LE CRAMÉ, L’ADIPEUX, LE SALÉ ET LE CHIMIQUE

Oh ! Non… Pas elles ! Après le fromage de Herve, voilà nos frites nationales clouées au pilori par l’Autorité Européenne de la Sécurité Alimentaire. Les frites, comme le pain grillé, contiendraient trop d’acrylamide, un produit dérivé des cuissons à hautes températures, et qui serait cancérigène chez les rats.
C’est trop injuste. Je ne suis pas un rat!
Pourquoi la Nature, qui pousse le jeune faon fébrile à ronger l’écorce du saule, nous précipite-t-elle toujours vers le gras et le cramé, le sucré et l’adipeux, le salé et le chimique, le fétide et le gluant ? Nos instincts sont-ils à ce point atrophiés qu’ils ne nous orientent plus que vers le toxique et le morbide ?

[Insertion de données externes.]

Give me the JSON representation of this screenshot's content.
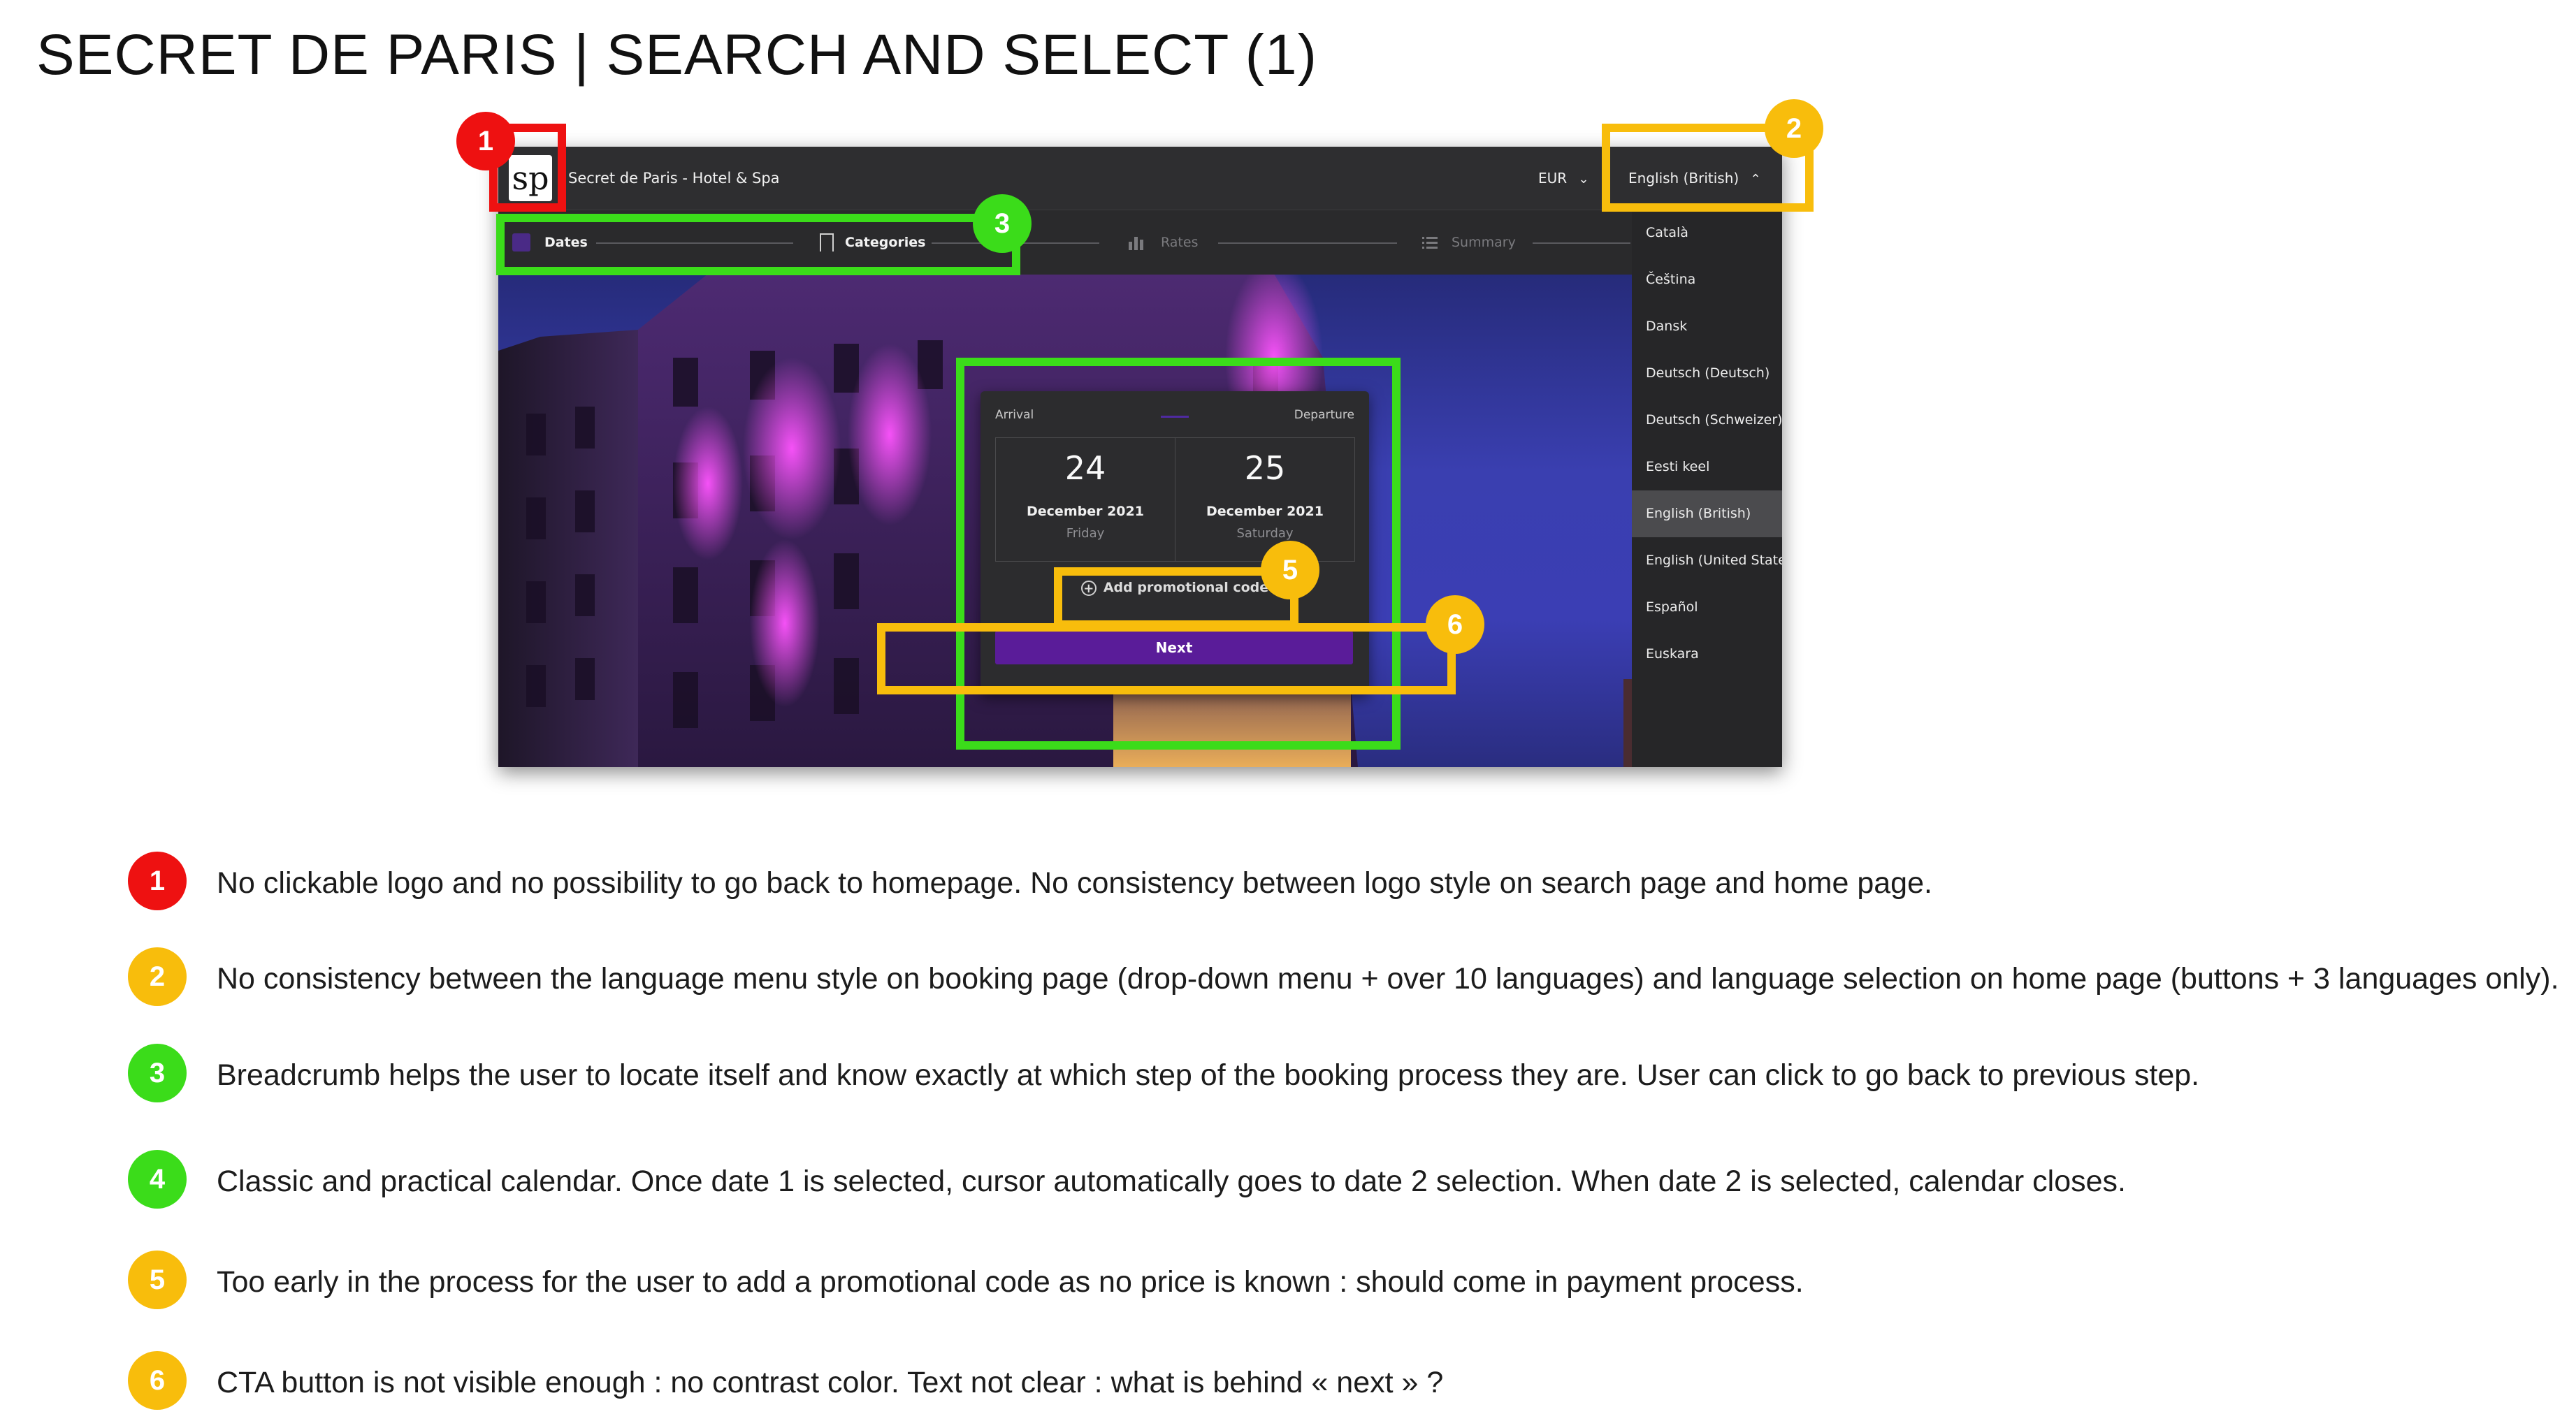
{
  "title": "SECRET DE PARIS | SEARCH AND SELECT (1)",
  "app": {
    "logo_text": "sp",
    "hotel_name": "Secret de Paris - Hotel & Spa",
    "currency": "EUR",
    "language": "English (British)"
  },
  "steps": [
    {
      "label": "Dates"
    },
    {
      "label": "Categories"
    },
    {
      "label": "Rates"
    },
    {
      "label": "Summary"
    }
  ],
  "languages": [
    {
      "label": "Català"
    },
    {
      "label": "Čeština"
    },
    {
      "label": "Dansk"
    },
    {
      "label": "Deutsch (Deutsch)"
    },
    {
      "label": "Deutsch (Schweizer)"
    },
    {
      "label": "Eesti keel"
    },
    {
      "label": "English (British)",
      "selected": true
    },
    {
      "label": "English (United States)"
    },
    {
      "label": "Español"
    },
    {
      "label": "Euskara"
    }
  ],
  "booking": {
    "arrival_label": "Arrival",
    "departure_label": "Departure",
    "arrival": {
      "day": "24",
      "month": "December 2021",
      "weekday": "Friday"
    },
    "departure": {
      "day": "25",
      "month": "December 2021",
      "weekday": "Saturday"
    },
    "promo_label": "Add promotional code",
    "next_label": "Next"
  },
  "markers": [
    "1",
    "2",
    "3",
    "5",
    "6"
  ],
  "notes": [
    {
      "num": "1",
      "color": "red",
      "text": "No clickable logo and no possibility to go back to homepage. No consistency between logo style on search page and home page."
    },
    {
      "num": "2",
      "color": "yellow",
      "text": "No consistency between the language menu style on booking page (drop-down menu + over 10 languages) and language selection on home page (buttons + 3 languages only)."
    },
    {
      "num": "3",
      "color": "green",
      "text": "Breadcrumb helps the user to locate itself and know exactly at which step of the booking process they are. User can click to go back to previous step."
    },
    {
      "num": "4",
      "color": "green",
      "text": "Classic and practical calendar. Once date 1 is selected, cursor automatically goes to date 2 selection. When date 2 is selected, calendar closes."
    },
    {
      "num": "5",
      "color": "yellow",
      "text": "Too early in the process for the user to add a promotional code as no price is known : should come in payment process."
    },
    {
      "num": "6",
      "color": "yellow",
      "text": "CTA button is not visible enough : no contrast color. Text not clear : what is behind « next » ?"
    }
  ],
  "colors": {
    "red": "#ee1111",
    "yellow": "#f8bd0c",
    "green": "#3bdc1a",
    "cta": "#5a1c99"
  }
}
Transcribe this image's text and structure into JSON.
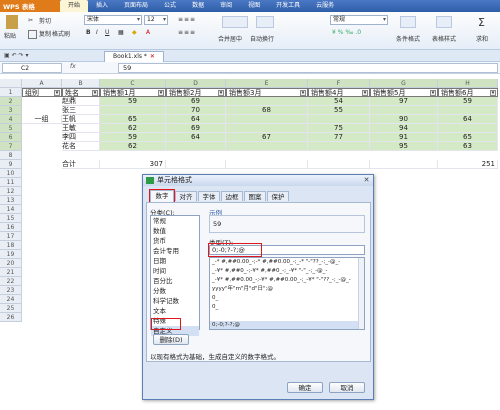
{
  "app": {
    "name": "WPS 表格"
  },
  "ribbon_tabs": [
    "开始",
    "插入",
    "页面布局",
    "公式",
    "数据",
    "审阅",
    "视图",
    "开发工具",
    "云服务"
  ],
  "ribbon": {
    "paste": "粘贴",
    "cut": "剪切",
    "copy": "复制",
    "format_painter": "格式刷",
    "font": "宋体",
    "size": "12",
    "merge": "合并居中",
    "wrap": "自动换行",
    "numfmt": "常规",
    "cond_format": "条件格式",
    "table_style": "表格样式",
    "sum_fn": "求和"
  },
  "doc_tab": {
    "name": "Book1.xls *"
  },
  "formula_bar": {
    "cell_ref": "C2",
    "fx": "fx",
    "value": "59"
  },
  "columns": [
    "A",
    "B",
    "C",
    "D",
    "E",
    "F",
    "G",
    "H"
  ],
  "rows": [
    "1",
    "2",
    "3",
    "4",
    "5",
    "6",
    "7",
    "8",
    "9",
    "10",
    "11",
    "12",
    "13",
    "14",
    "15",
    "16",
    "17",
    "18",
    "19",
    "20",
    "21",
    "22",
    "23",
    "24",
    "25",
    "26"
  ],
  "sheet": {
    "header": [
      "组别",
      "姓名",
      "销售额1月",
      "销售额2月",
      "销售额3月",
      "销售额4月",
      "销售额5月",
      "销售额6月"
    ],
    "group_label": "一组",
    "names": [
      "赵鼎",
      "张三",
      "王帆",
      "王敏",
      "李四",
      "花名"
    ],
    "data": [
      [
        "59",
        "69",
        "",
        "54",
        "97",
        "59"
      ],
      [
        "",
        "70",
        "68",
        "55",
        "",
        ""
      ],
      [
        "65",
        "64",
        "",
        "",
        "90",
        "64"
      ],
      [
        "62",
        "69",
        "",
        "75",
        "94",
        ""
      ],
      [
        "59",
        "64",
        "67",
        "77",
        "91",
        "65"
      ],
      [
        "62",
        "",
        "",
        "",
        "95",
        "63"
      ]
    ],
    "total_label": "合计",
    "totals": [
      "307",
      "",
      "",
      "",
      "",
      "251"
    ]
  },
  "dialog": {
    "title": "单元格格式",
    "tabs": [
      "数字",
      "对齐",
      "字体",
      "边框",
      "图案",
      "保护"
    ],
    "category_label": "分类(C):",
    "categories": [
      "常规",
      "数值",
      "货币",
      "会计专用",
      "日期",
      "时间",
      "百分比",
      "分数",
      "科学记数",
      "文本",
      "特殊",
      "自定义"
    ],
    "sample_label": "示例",
    "sample_value": "59",
    "type_label": "类型(T):",
    "type_value": "0;-0;?-?;@",
    "formats": [
      "_-* #,##0.00_-;-* #,##0.00_-;_-* \"-\"??_-;_-@_-",
      "_-¥* #,##0_-;-¥* #,##0_-;_-¥* \"-\"_-;_-@_-",
      "_-¥* #,##0.00_-;-¥* #,##0.00_-;_-¥* \"-\"??_-;_-@_-",
      "yyyy\"年\"m\"月\"d\"日\";@",
      "0_",
      "0_ ",
      "",
      "0;-0;?-?;@"
    ],
    "delete_label": "删除(D)",
    "description": "以现有格式为基础，生成自定义的数字格式。",
    "ok_label": "确定",
    "cancel_label": "取消"
  },
  "colors": {
    "accent": "#2f5ea8",
    "highlight": "#d4e9c6",
    "callout": "#e0181e"
  }
}
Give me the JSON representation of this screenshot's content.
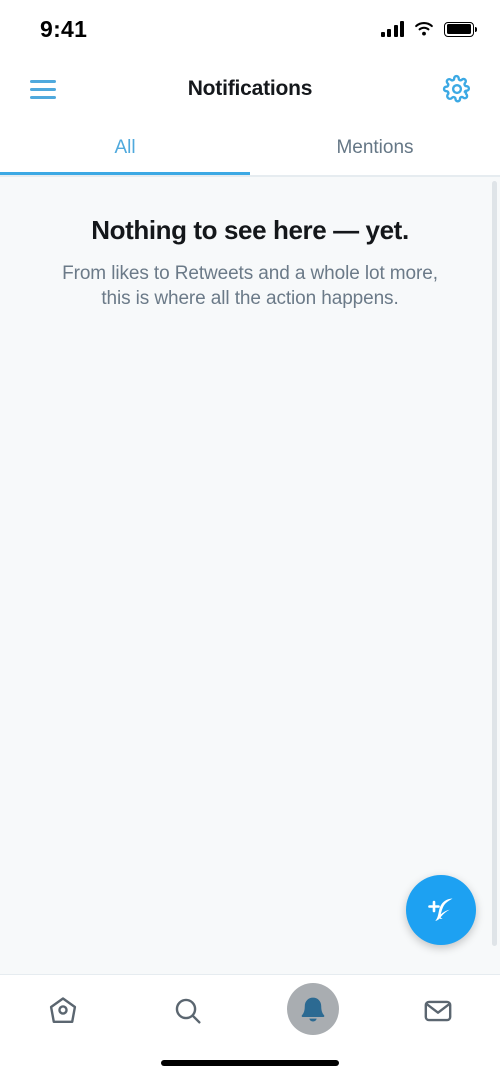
{
  "status_bar": {
    "time": "9:41",
    "signal_icon": "cellular-signal-icon",
    "wifi_icon": "wifi-icon",
    "battery_icon": "battery-full-icon"
  },
  "header": {
    "menu_icon": "hamburger-menu-icon",
    "title": "Notifications",
    "settings_icon": "gear-icon"
  },
  "tabs": {
    "items": [
      {
        "label": "All",
        "active": true
      },
      {
        "label": "Mentions",
        "active": false
      }
    ],
    "active_color": "#3CA9E4",
    "inactive_color": "#657786"
  },
  "empty_state": {
    "title": "Nothing to see here — yet.",
    "subtitle_line1": "From likes to Retweets and a whole lot more,",
    "subtitle_line2": "this is where all the action happens."
  },
  "compose": {
    "icon": "compose-feather-plus-icon",
    "color": "#1DA1F2"
  },
  "bottom_nav": {
    "items": [
      {
        "name": "home",
        "icon": "home-birdhouse-icon",
        "active": false
      },
      {
        "name": "search",
        "icon": "search-magnifier-icon",
        "active": false
      },
      {
        "name": "notifications",
        "icon": "bell-icon",
        "active": true
      },
      {
        "name": "messages",
        "icon": "envelope-icon",
        "active": false
      }
    ],
    "icon_color": "#5b6670",
    "active_bell_color": "#2c6a92"
  },
  "home_indicator": {
    "name": "home-indicator-bar"
  }
}
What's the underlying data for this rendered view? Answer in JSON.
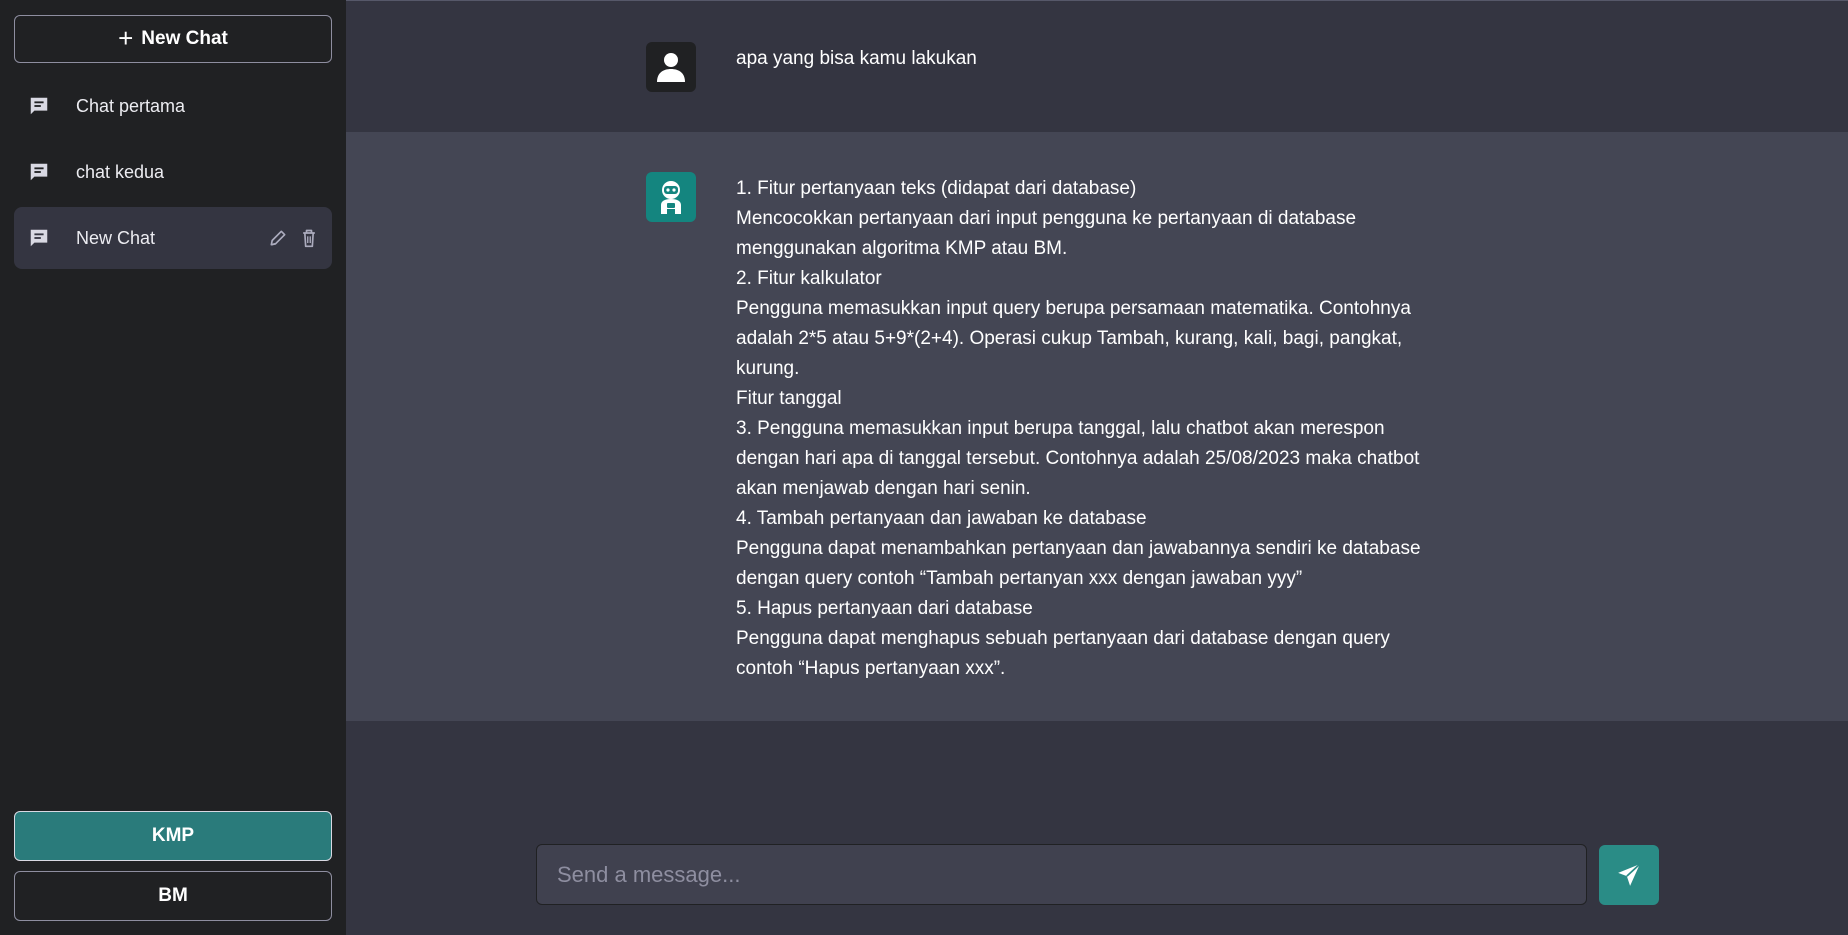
{
  "sidebar": {
    "new_chat_label": "New Chat",
    "chats": [
      {
        "label": "Chat pertama"
      },
      {
        "label": "chat kedua"
      },
      {
        "label": "New Chat"
      }
    ],
    "algorithms": [
      {
        "label": "KMP",
        "selected": true
      },
      {
        "label": "BM",
        "selected": false
      }
    ]
  },
  "conversation": {
    "user_message": "apa yang bisa kamu lakukan",
    "bot_lines": [
      "1. Fitur pertanyaan teks (didapat dari database)",
      "Mencocokkan pertanyaan dari input pengguna ke pertanyaan di database",
      "menggunakan algoritma KMP atau BM.",
      "2. Fitur kalkulator",
      "Pengguna memasukkan input query berupa persamaan matematika. Contohnya",
      "adalah 2*5 atau 5+9*(2+4). Operasi cukup Tambah, kurang, kali, bagi, pangkat,",
      "kurung.",
      "Fitur tanggal",
      "3. Pengguna memasukkan input berupa tanggal, lalu chatbot akan merespon",
      "dengan hari apa di tanggal tersebut. Contohnya adalah 25/08/2023 maka chatbot",
      "akan menjawab dengan hari senin.",
      "4. Tambah pertanyaan dan jawaban ke database",
      "Pengguna dapat menambahkan pertanyaan dan jawabannya sendiri ke database",
      "dengan query contoh “Tambah pertanyan xxx dengan jawaban yyy”",
      "5. Hapus pertanyaan dari database",
      "Pengguna dapat menghapus sebuah pertanyaan dari database dengan query",
      "contoh “Hapus pertanyaan xxx”."
    ]
  },
  "composer": {
    "placeholder": "Send a message...",
    "value": ""
  },
  "icons": {
    "chat": "message-square-icon",
    "edit": "pencil-icon",
    "delete": "trash-icon",
    "send": "paper-plane-icon",
    "user_avatar": "person-icon",
    "bot_avatar": "robot-icon"
  },
  "colors": {
    "accent": "#2a7b7b",
    "send_button": "#2a8c86",
    "bot_avatar": "#14857f",
    "sidebar_bg": "#202123",
    "main_bg": "#343541",
    "bot_msg_bg": "#444654"
  }
}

Cela fait vingt-cinq ans que je ne fume plus.
Je ne me suis jamais drogué. J’évite l’alcool au-dessus de 12°.
Avec deux verres de rouge par jour, je me refuse à ruiner les viticulteurs sans totalement désespérer les cardiologues.
Mais, entre OGM et dioxine, mercure et cholestérol, nitrates et pesticides, conservateurs et calories, que nous reste-t-il à manger ? Le plus pur des potagers « bio » n’est-il pas arrosé par les pluies de Tchernobyl et Fukushima ?
Gangrenées par une trentaine de traitements chimiques, voilà qu’on nous déconseille même de manger les pommes. Les pommes !
Et n’attendez aucune rédemption du sport.
Si vous n’êtes pas foudroyé par un ACV en plein effort, le plus humble des joggings vous promet, dans vingt ans, des ménisques en charpie, des vertèbres en biscotte et un col du fémur en titane.
Vivre est décidément devenu bien dangereux.
Buvons donc de l’eau filtrée en mâchouillant une poignée de graines crues, arrosées de jus de citron bouilli au curcuma, avec, pour seul digestif, le lent réconfort d’un mouvement de Tai-Chi.
Et nous ferons tous des centenaires perclus de santé — si nous ne sommes pas tous morts d’ennui avant.